In 2010, I was appointed as a research fellow at the Center for National Preparedness where I developed risk communication and mass-evacuation projects for clients including the Department of Homeland Security, the Federal Emergency Management Agency, the Pennsylvania Emergency Management Agency, and the Metropolitan Washington (D.C.) Council of Governments. This appointment afforded me the opportunity to work closely with engineers, public health specialists, policymakers, and corporations on revising the texts that mediate idea-sharing and project coordination across organizations and disciplines.
My background in adult education and emergency services informs the case-based, scenario-driven pedagogies that characterize my courses. As an instructor and curriculum coordinator for paramedic classes, I have experienced first-hand the effectiveness of hands-on, simulation-based teaching experiences that give students a chance to experiment (and, yes, fail) within a structured, “safe” space—a space separate from, but contingent on, the concerns of the “real world.”

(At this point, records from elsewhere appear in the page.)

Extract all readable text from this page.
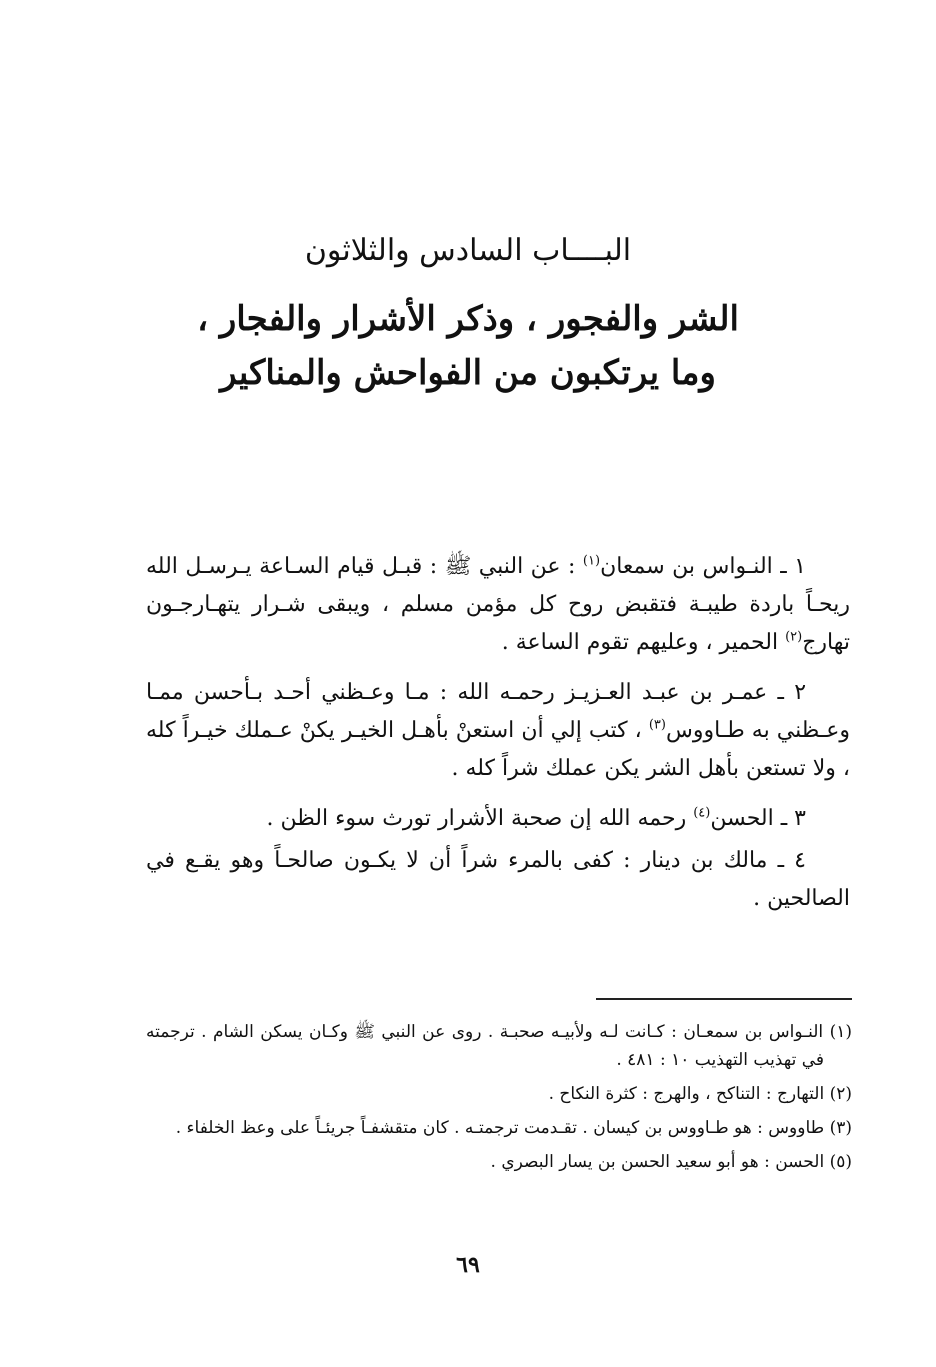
البــــاب السادس والثلاثون
الشر والفجور ، وذكر الأشرار والفجار ،
وما يرتكبون من الفواحش والمناكير

١ ـ النـواس بن سمعان$^{(١)}$ : عن النبي ﷺ : قبـل قيام السـاعة يـرسـل الله ريحـاً باردة طيبـة فتقبض روح كل مؤمن مسلم ، ويبقى شـرار يتهـارجـون تهارج$^{(٢)}$ الحمير ، وعليهم تقوم الساعة .

٢ ـ عمـر بن عبـد العـزيـز رحمـه الله : مـا وعـظني أحـد بـأحسن ممـا وعـظني به طـاووس$^{(٣)}$ ، كتب إلي أن استعنْ بأهـل الخيـر يكنْ عـملك خيـراً كله ، ولا تستعن بأهل الشر يكن عملك شراً كله .

٣ ـ الحسن$^{(٤)}$ رحمه الله إن صحبة الأشرار تورث سوء الظن .

٤ ـ مالك بن دينار : كفى بالمرء شراً أن لا يكـون صالحـاً وهو يقـع في الصالحين .

(١) النـواس بن سمعـان : كـانت لـه ولأبيـه صحبـة . روى عن النبي ﷺ وكـان يسكن الشام . ترجمته في تهذيب التهذيب ١٠ : ٤٨١ .

(٢) التهارج : التناكح ، والهرج : كثرة النكاح .

(٣) طاووس : هو طـاووس بن كيسان . تقـدمت ترجمتـه . كان متقشفـاً جريئـاً على وعظ الخلفاء .

(٥) الحسن : هو أبو سعيد الحسن بن يسار البصري .

٦٩
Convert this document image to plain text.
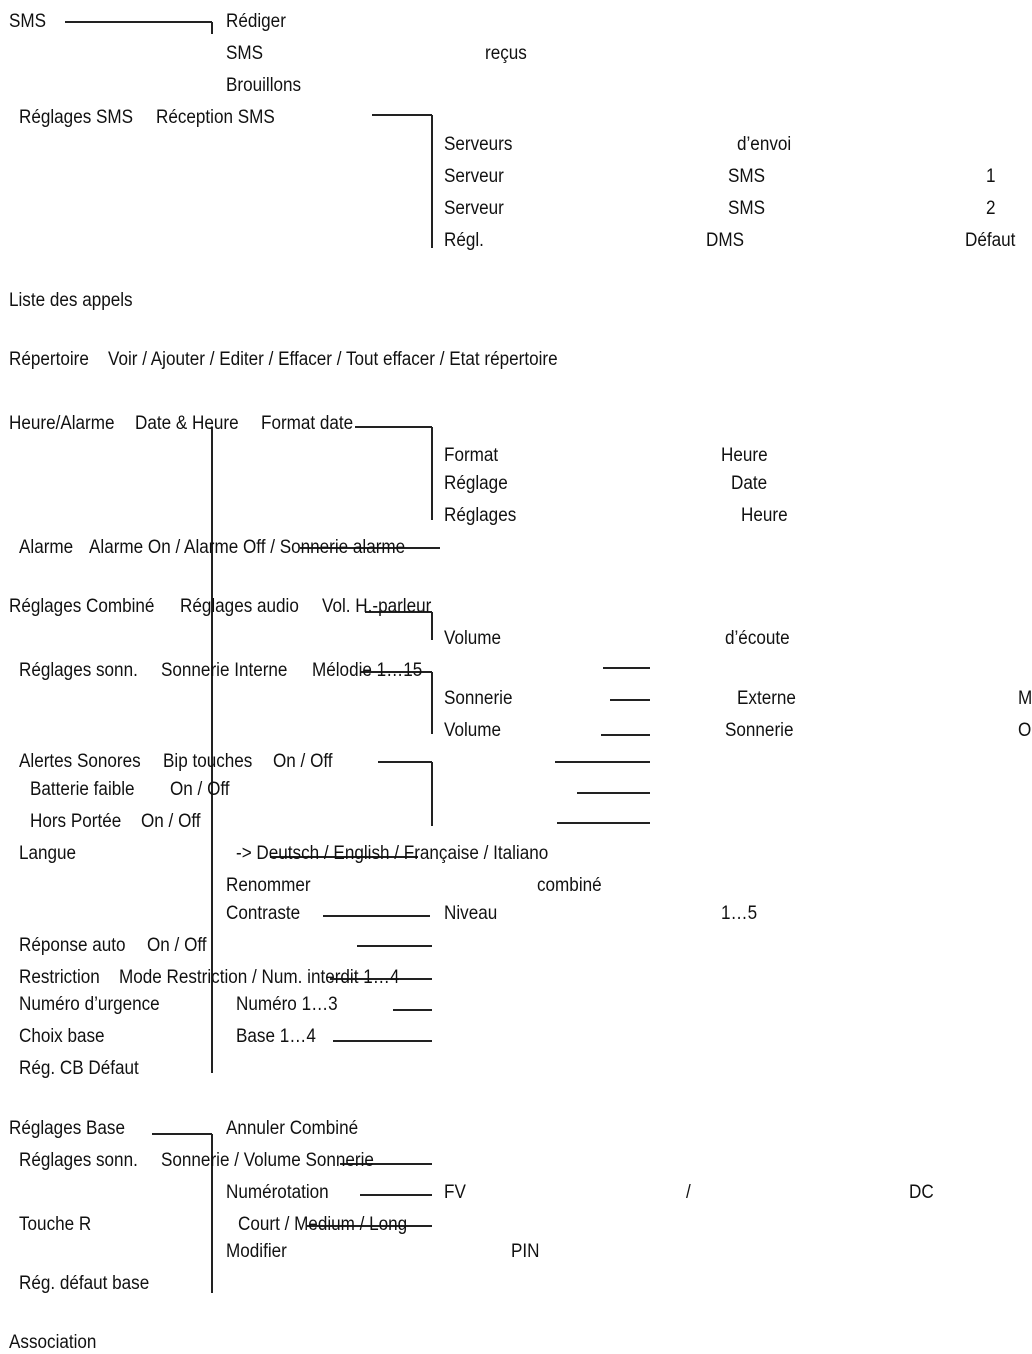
SMS	Rédiger
SMS	reçus
Brouillons
Réglages SMS Réception SMS
Serveurs	d’envoi
Serveur	SMS	1
Serveur	SMS	2
Régl.	DMS	Défaut
Liste des appels
Répertoire Voir / Ajouter / Editer / Effacer / Tout effacer / Etat répertoire
Heure/Alarme Date & Heure Format date
Format	Heure
Réglage	Date
Réglages	Heure
Alarme Alarme On / Alarme Off / Sonnerie alarme
Réglages Combiné Réglages audio Vol. H.-parleur
Volume	d’écoute
Réglages sonn. Sonnerie Interne Mélodie 1…15
Sonnerie	Externe	M
Volume	Sonnerie	O
Alertes Sonores Bip touches On / Off
Batterie faible On / Off
Hors Portée On / Off
Langue	-> Deutsch / English / Française / Italiano
Renommer	combiné
Contraste	Niveau	1…5
Réponse auto On / Off
Restriction Mode Restriction / Num. interdit 1…4
Numéro d’urgence	Numéro 1…3
Choix base	Base 1…4
Rég. CB Défaut
Réglages Base	Annuler Combiné
Réglages sonn. Sonnerie / Volume Sonnerie
Numérotation	FV	/	DC
Touche R	Court / Medium / Long
Modifier	PIN
Rég. défaut base
Association
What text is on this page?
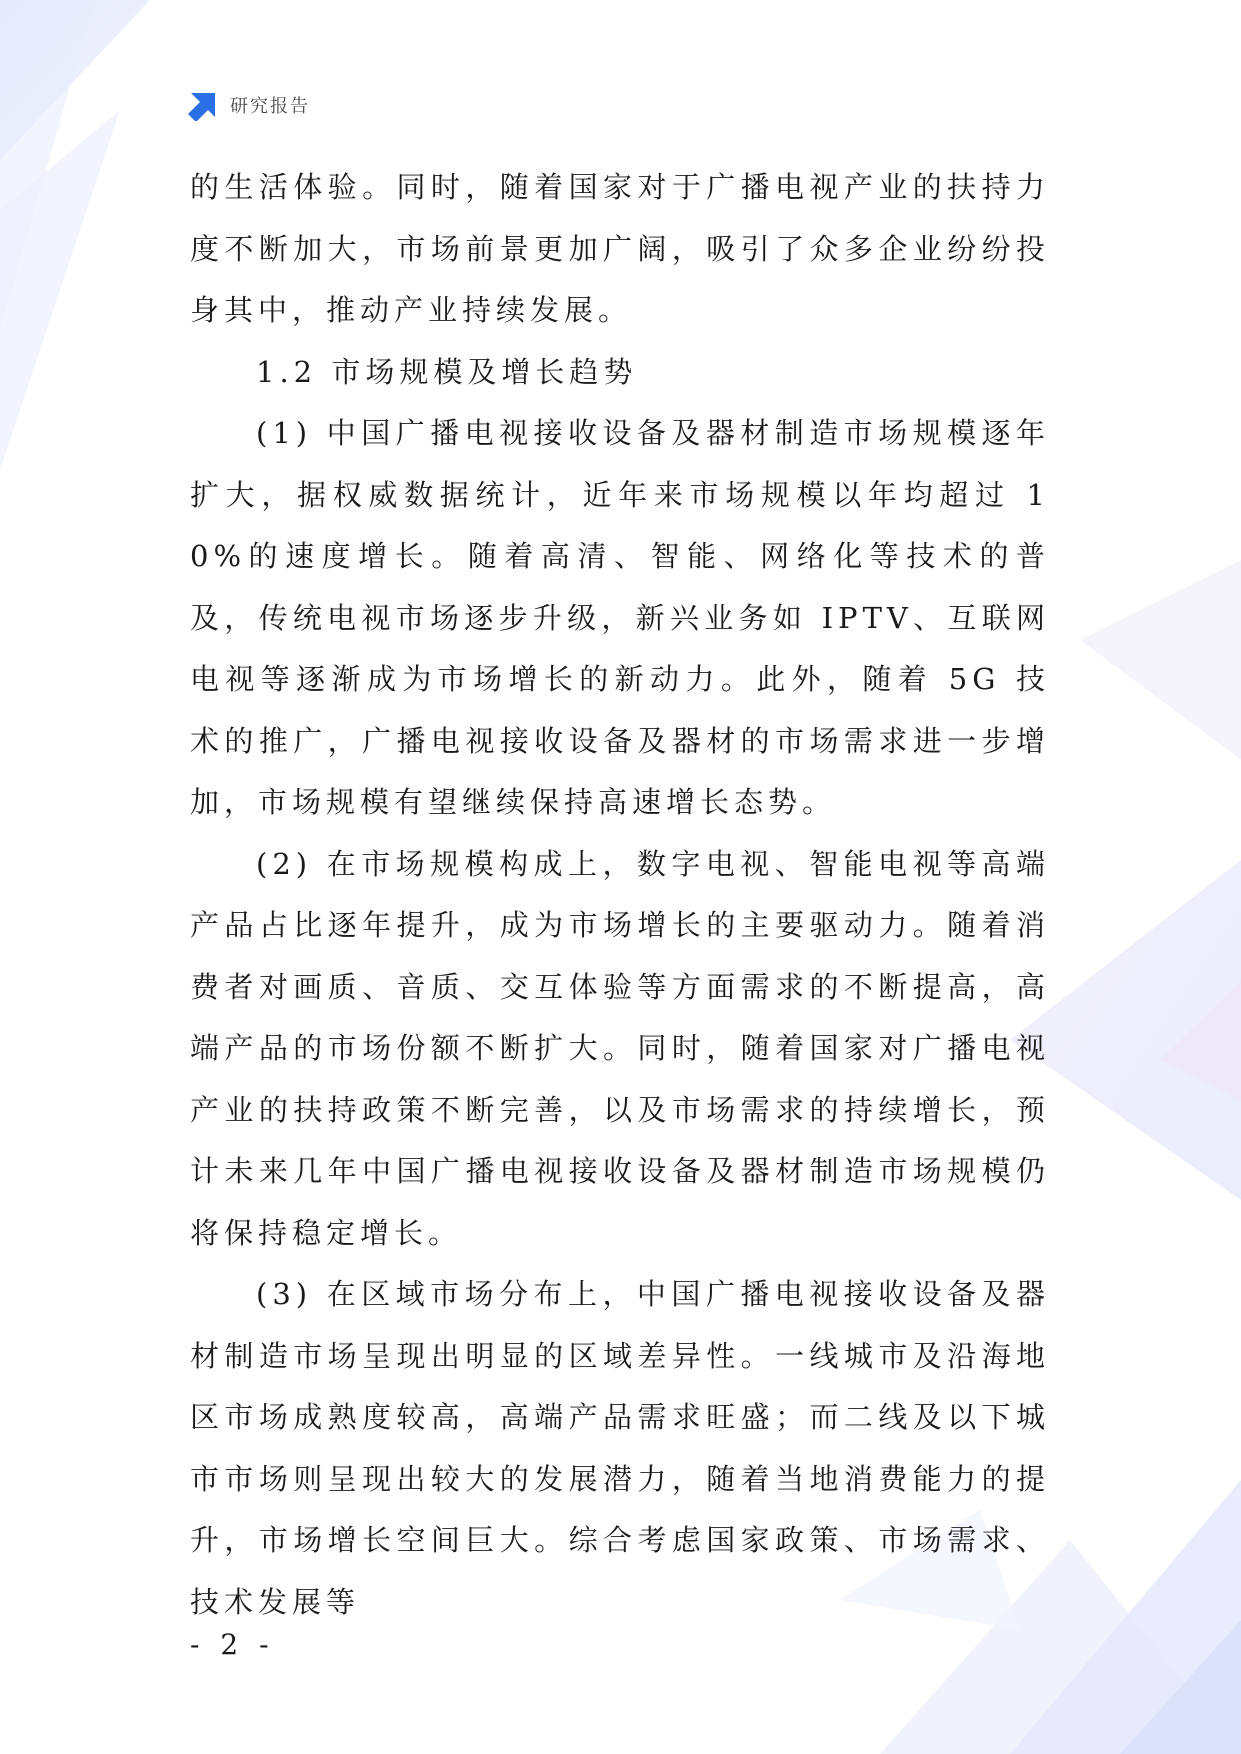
研究报告

的生活体验。同时，随着国家对于广播电视产业的扶持力度不断加大，市场前景更加广阔，吸引了众多企业纷纷投身其中，推动产业持续发展。

1.2 市场规模及增长趋势

(1) 中国广播电视接收设备及器材制造市场规模逐年扩大，据权威数据统计，近年来市场规模以年均超过 10%的速度增长。随着高清、智能、网络化等技术的普及，传统电视市场逐步升级，新兴业务如 IPTV、互联网电视等逐渐成为市场增长的新动力。此外，随着 5G 技术的推广，广播电视接收设备及器材的市场需求进一步增加，市场规模有望继续保持高速增长态势。

(2) 在市场规模构成上，数字电视、智能电视等高端产品占比逐年提升，成为市场增长的主要驱动力。随着消费者对画质、音质、交互体验等方面需求的不断提高，高端产品的市场份额不断扩大。同时，随着国家对广播电视产业的扶持政策不断完善，以及市场需求的持续增长，预计未来几年中国广播电视接收设备及器材制造市场规模仍将保持稳定增长。

(3) 在区域市场分布上，中国广播电视接收设备及器材制造市场呈现出明显的区域差异性。一线城市及沿海地区市场成熟度较高，高端产品需求旺盛；而二线及以下城市市场则呈现出较大的发展潜力，随着当地消费能力的提升，市场增长空间巨大。综合考虑国家政策、市场需求、技术发展等

- 2 -
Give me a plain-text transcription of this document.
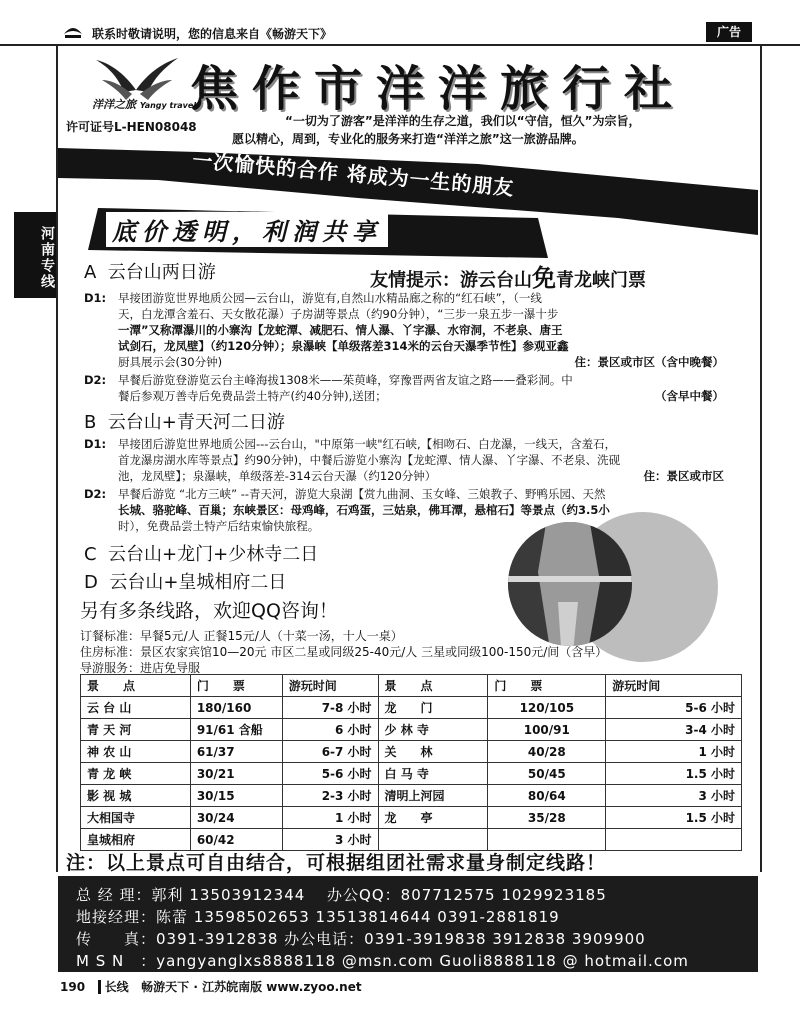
联系时敬请说明，您的信息来自《畅游天下》	广告
河南专线
洋洋之旅 Yangy travel
许可证号L-HEN08048
焦作市洋洋旅行社
“一切为了游客”是洋洋的生存之道，我们以“守信，恒久”为宗旨，
愿以精心，周到，专业化的服务来打造“洋洋之旅”这一旅游品牌。
一次愉快的合作 将成为一生的朋友
底价透明，利润共享
A 云台山两日游	友情提示：游云台山免青龙峡门票
D1: 早接团游览世界地质公园—云台山，游览有,自然山水精品廊之称的“红石峡”，（一线
天，白龙潭含羞石、天女散花瀑）子房湖等景点（约90分钟），“三步一泉五步一瀑十步
一潭”又称潭瀑川的小寨沟【龙蛇潭、减肥石、情人瀑、丫字瀑、水帘洞，不老泉、唐王
试剑石，龙凤壁】（约120分钟）；泉瀑峡【单级落差314米的云台天瀑季节性】参观亚鑫
厨具展示会(30分钟)	住：景区或市区（含中晚餐）
D2: 早餐后游览登游览云台主峰海拔1308米——茱萸峰，穿豫晋两省友谊之路——叠彩洞。中
餐后参观万善寺后免费品尝土特产(约40分钟),送团；	（含早中餐）
B 云台山+青天河二日游
D1: 早接团后游览世界地质公园---云台山，"中原第一峡"红石峡,【相吻石、白龙瀑，一线天，含羞石，
首龙瀑房湖水库等景点】约90分钟)，中餐后游览小寨沟【龙蛇潭、情人瀑、丫字瀑、不老泉、洗砚
池，龙凤壁】；泉瀑峡，单级落差-314云台天瀑（约120分钟）	住：景区或市区
D2: 早餐后游览 “北方三峡” --青天河，游览大泉湖【赏九曲洞、玉女峰、三娘教子、野鸭乐园、天然
长城、骆驼峰、百巢；东峡景区：母鸡峰，石鸡蛋，三姑泉，佛耳潭，悬棺石】等景点（约3.5小
时），免费品尝土特产后结束愉快旅程。
C 云台山+龙门+少林寺二日
D 云台山+皇城相府二日
另有多条线路，欢迎QQ咨询！
订餐标准：早餐5元/人 正餐15元/人（十菜一汤，十人一桌）
住房标准：景区农家宾馆10—20元 市区二星或同级25-40元/人 三星或同级100-150元/间（含早）
导游服务：进店免导服
景　　点	门　　票	游玩时间	景　　点	门　　票	游玩时间
云 台 山	180/160	7-8 小时	龙　　门	120/105	5-6 小时
青 天 河	91/61 含船	6 小时	少 林 寺	100/91	3-4 小时
神 农 山	61/37	6-7 小时	关　　林	40/28	1 小时
青 龙 峡	30/21	5-6 小时	白 马 寺	50/45	1.5 小时
影 视 城	30/15	2-3 小时	清明上河园	80/64	3 小时
大相国寺	30/24	1 小时	龙　　亭	35/28	1.5 小时
皇城相府	60/42	3 小时			
注：以上景点可自由结合，可根据组团社需求量身制定线路！
总 经 理：郭利 13503912344　 办公QQ：807712575 1029923185
地接经理：陈蕾 13598502653 13513814644 0391-2881819
传　　真：0391-3912838 办公电话：0391-3919838 3912838 3909900
M S N　：yangyanglxs8888118 @msn.com Guoli8888118 @ hotmail.com
190 长线 畅游天下 · 江苏皖南版 www.zyoo.net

I see my teaching as a thoroughly rhetorical, ludic enterprise designed to help students develop the multiple literacies and critical consciousnesses necessary for knowledge work across the disciplines. My courses encourage synthetic discourse communities that are interdisciplinary in constitution and whose interactions span a range of rhetorical situations and media. I try to instill a sense that writing is just one mode of composition and that multimodal composing is an essential part of contributing to diverse communities whose interactions are increasingly distributed across a range of analog and digital media. I accomplish this, in part, by interpreting pedagogical touchstones such as “class participation” broadly, offering students a chance to make their own informed rhetorical choices about the media though which they engage the course. In blog posts, through word-processed and multimodal essays, or during in-class discussions, students have every opportunity to experiment with different voices, strategies, identities, and technologies—to test the boundaries of possibility.
Outside of academia, I can usually be found reading technical documents for fun, performing stand up comedy, or working as a risk management, business continuity planning, and curriculum development consultant.